La capital catalana se convirtió en la década de 1910 a 1920 en una urbe abierta y europea, refugio de espías y contrabandistas. Una ciudad donde la miseria de muchos de sus barrios convivía con el ocio desenfrenado de las clases medias y altas, cuyos señores y señoras mostraban sus mejores vestimentas para acudir a los teatros Principal, Tivoli o Molino y para disfrutar de la ópera y la zarzuela en el Liceu o la Sala Mozart. Entre los cines despuntaban el Excelsior o los Salones Cabot, y tanto las atracciones del Tibidabo como las zambullidas en los primeros baños de mar causaban furor.

A la espera de que unos años después se acabasen los primeros estadios de fútbol y circuitos automovilísticos, los deportes que más músculo mostraban en esos tiempos eran la natación, que se practicaba en el puerto; el frontón, la lucha libre y el boxeo, que tenían sus templos en los frontones Condal y Principal Palace, y el ciclismo, cuyas competiciones se desarrollaban en el velódromo Parc d'Esports, en la calle de Muntaner, clausurado en 1913 tras solo un año de existencia.

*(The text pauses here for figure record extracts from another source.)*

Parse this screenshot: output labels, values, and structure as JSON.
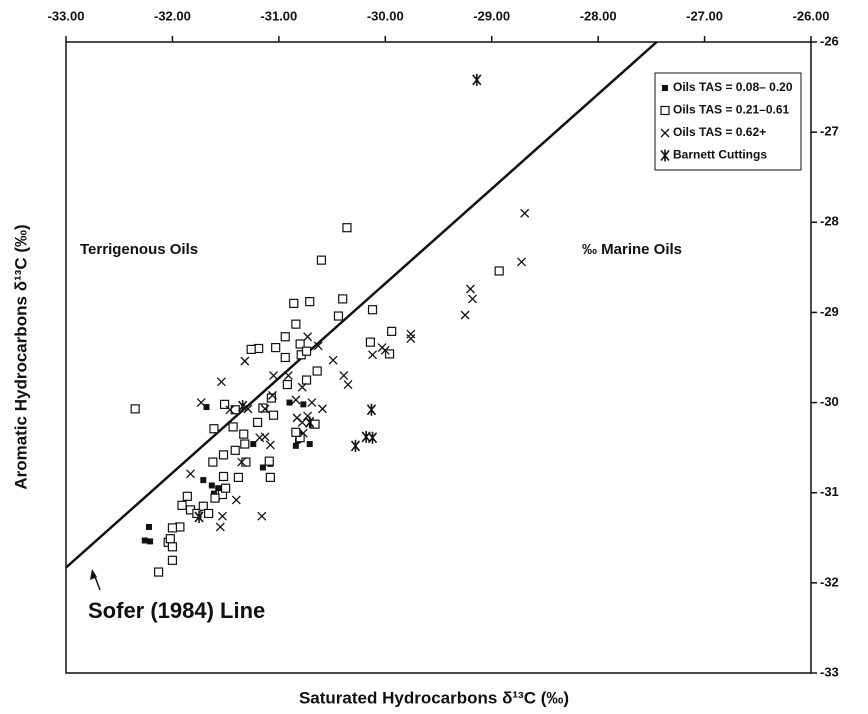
{
  "chart_data": {
    "type": "scatter",
    "x_label": "Saturated Hydrocarbons δ¹³C (‰)",
    "y_label": "Aromatic Hydrocarbons δ¹³C (‰)",
    "xlim": [
      -33,
      -26
    ],
    "ylim": [
      -33,
      -26
    ],
    "xticks": [
      {
        "value": -33,
        "label": "-33.00"
      },
      {
        "value": -32,
        "label": "-32.00"
      },
      {
        "value": -31,
        "label": "-31.00"
      },
      {
        "value": -30,
        "label": "-30.00"
      },
      {
        "value": -29,
        "label": "-29.00"
      },
      {
        "value": -28,
        "label": "-28.00"
      },
      {
        "value": -27,
        "label": "-27.00"
      },
      {
        "value": -26,
        "label": "-26.00"
      }
    ],
    "yticks": [
      -33,
      -32,
      -31,
      -30,
      -29,
      -28,
      -27,
      -26
    ],
    "x_axis_position": "top",
    "y_axis_position": "right",
    "legend_position": "upper right",
    "annotations": [
      "Terrigenous Oils",
      "‰ Marine Oils"
    ],
    "reference_line": {
      "name": "Sofer (1984) Line",
      "x": [
        -33,
        -27.45
      ],
      "y": [
        -31.83,
        -26
      ]
    },
    "series": [
      {
        "name": "Oils TAS = 0.08– 0.20",
        "marker": "square-filled",
        "color": "#111111",
        "x": [
          -32.26,
          -32.21,
          -32.22,
          -31.68,
          -31.71,
          -31.63,
          -31.61,
          -31.58,
          -31.57,
          -31.24,
          -31.15,
          -31.08,
          -30.9,
          -30.77,
          -30.71,
          -30.84,
          -30.82,
          -30.81
        ],
        "values": [
          -31.53,
          -31.54,
          -31.38,
          -30.05,
          -30.86,
          -30.92,
          -31.01,
          -31.05,
          -30.95,
          -30.46,
          -30.72,
          -30.68,
          -30.0,
          -30.02,
          -30.46,
          -30.48,
          -30.42,
          -30.34
        ]
      },
      {
        "name": "Oils TAS = 0.21–0.61",
        "marker": "square-open",
        "color": "#111111",
        "x": [
          -32.35,
          -30.36,
          -30.6,
          -30.4,
          -30.44,
          -30.71,
          -30.86,
          -30.84,
          -30.12,
          -29.94,
          -29.96,
          -30.14,
          -28.93,
          -30.8,
          -30.79,
          -30.94,
          -31.03,
          -31.19,
          -31.26,
          -30.64,
          -30.74,
          -30.94,
          -30.74,
          -30.92,
          -31.07,
          -31.15,
          -31.2,
          -31.05,
          -31.41,
          -31.43,
          -31.33,
          -31.32,
          -31.41,
          -31.61,
          -31.62,
          -31.52,
          -31.31,
          -31.08,
          -31.09,
          -30.66,
          -30.8,
          -30.84,
          -31.52,
          -31.53,
          -31.6,
          -31.38,
          -31.5,
          -31.86,
          -31.91,
          -31.83,
          -31.77,
          -31.71,
          -31.66,
          -31.93,
          -32.0,
          -32.04,
          -32.0,
          -32.0,
          -32.13,
          -32.02,
          -31.51
        ],
        "values": [
          -30.07,
          -28.06,
          -28.42,
          -28.85,
          -29.04,
          -28.88,
          -28.9,
          -29.13,
          -28.97,
          -29.21,
          -29.46,
          -29.33,
          -28.54,
          -29.35,
          -29.47,
          -29.27,
          -29.39,
          -29.4,
          -29.41,
          -29.65,
          -29.43,
          -29.5,
          -29.75,
          -29.8,
          -29.95,
          -30.06,
          -30.22,
          -30.14,
          -30.08,
          -30.27,
          -30.35,
          -30.46,
          -30.53,
          -30.29,
          -30.66,
          -30.58,
          -30.66,
          -30.83,
          -30.65,
          -30.24,
          -30.39,
          -30.33,
          -30.82,
          -31.02,
          -31.06,
          -30.83,
          -30.95,
          -31.04,
          -31.14,
          -31.19,
          -31.23,
          -31.15,
          -31.23,
          -31.38,
          -31.39,
          -31.55,
          -31.6,
          -31.75,
          -31.88,
          -31.51,
          -30.02
        ]
      },
      {
        "name": "Oils TAS = 0.62+",
        "marker": "x",
        "color": "#111111",
        "x": [
          -28.69,
          -28.72,
          -29.2,
          -29.18,
          -29.25,
          -29.76,
          -29.76,
          -30.03,
          -30.0,
          -30.12,
          -30.49,
          -30.39,
          -30.35,
          -30.73,
          -30.63,
          -31.05,
          -31.32,
          -31.54,
          -31.73,
          -30.91,
          -30.78,
          -30.84,
          -30.59,
          -30.69,
          -30.73,
          -30.78,
          -31.06,
          -31.13,
          -31.29,
          -31.46,
          -31.13,
          -31.08,
          -31.18,
          -31.35,
          -31.4,
          -31.53,
          -31.55,
          -31.16,
          -31.83,
          -30.77,
          -30.83
        ],
        "values": [
          -27.9,
          -28.44,
          -28.74,
          -28.85,
          -29.03,
          -29.24,
          -29.29,
          -29.39,
          -29.42,
          -29.47,
          -29.53,
          -29.7,
          -29.8,
          -29.27,
          -29.37,
          -29.7,
          -29.54,
          -29.77,
          -30.0,
          -29.7,
          -29.83,
          -29.97,
          -30.07,
          -30.0,
          -30.15,
          -30.22,
          -29.92,
          -30.07,
          -30.07,
          -30.08,
          -30.38,
          -30.47,
          -30.39,
          -30.66,
          -31.08,
          -31.26,
          -31.38,
          -31.26,
          -30.79,
          -30.34,
          -30.17
        ]
      },
      {
        "name": "Barnett Cuttings",
        "marker": "asterisk",
        "color": "#111111",
        "x": [
          -29.14,
          -31.34,
          -31.75,
          -30.13,
          -30.18,
          -30.12,
          -30.28,
          -30.71
        ],
        "values": [
          -26.42,
          -30.04,
          -31.27,
          -30.08,
          -30.38,
          -30.39,
          -30.48,
          -30.22
        ]
      }
    ]
  }
}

En cambio, las carreras de caballos, en el hipódromo de Can Tunis, galoparon por más tiempo. Eran uno de los espectáculos preferidos tanto de gentes pudientes como del proletariado industrial. Todos acudían por igual a un recinto que poco tenía que envidiar a los distinguidos hipódromos de Chester, York, Ascot o Longchamp.

Diversión democrática

La democratización de la diversión que vivió Barcelona fue beneficiosa para la ciudad, explica Ucelay-Da Cal: «Barcelona destacó entonces como capital del ocio porque al desarrollar sus pasatiempos relacionó a personas de toda clase social. Demostró una vocación interclasista que Madrid, por ejemplo, no tenía».

No tuvieron suerte los juegos de azar. Al menos en los salones legales. El Casino Internacional del Tibidabo y el Casino de la Arrabassada, cercanos ambos, creados con la ambición de atraer a jugadores extranjeros y con un claro aire exclusivista, se cerraron por mandato gubernativo dos años antes de la apertura de la plaza del Sport.

Los locales clandestinos de juego, sin embargo, existieron largo tiempo. Desde los más sórdidos garitos del Paral·lel, en cuyas mesas de madera se jugaba al monte y a los dados, y donde era habitual ver de crupier al populista político Alejandro Lerroux, conocido como el emperador del Paralelo, hasta las mesas de tapete verde para el bacará y la ruleta que se escondían en el prestigioso Reial Cercle Artístic, donde los socios ocultaban tras su pretendida afición a la ópera, los caballos y, cómo no, los toros, su verdadero interés: las timbas.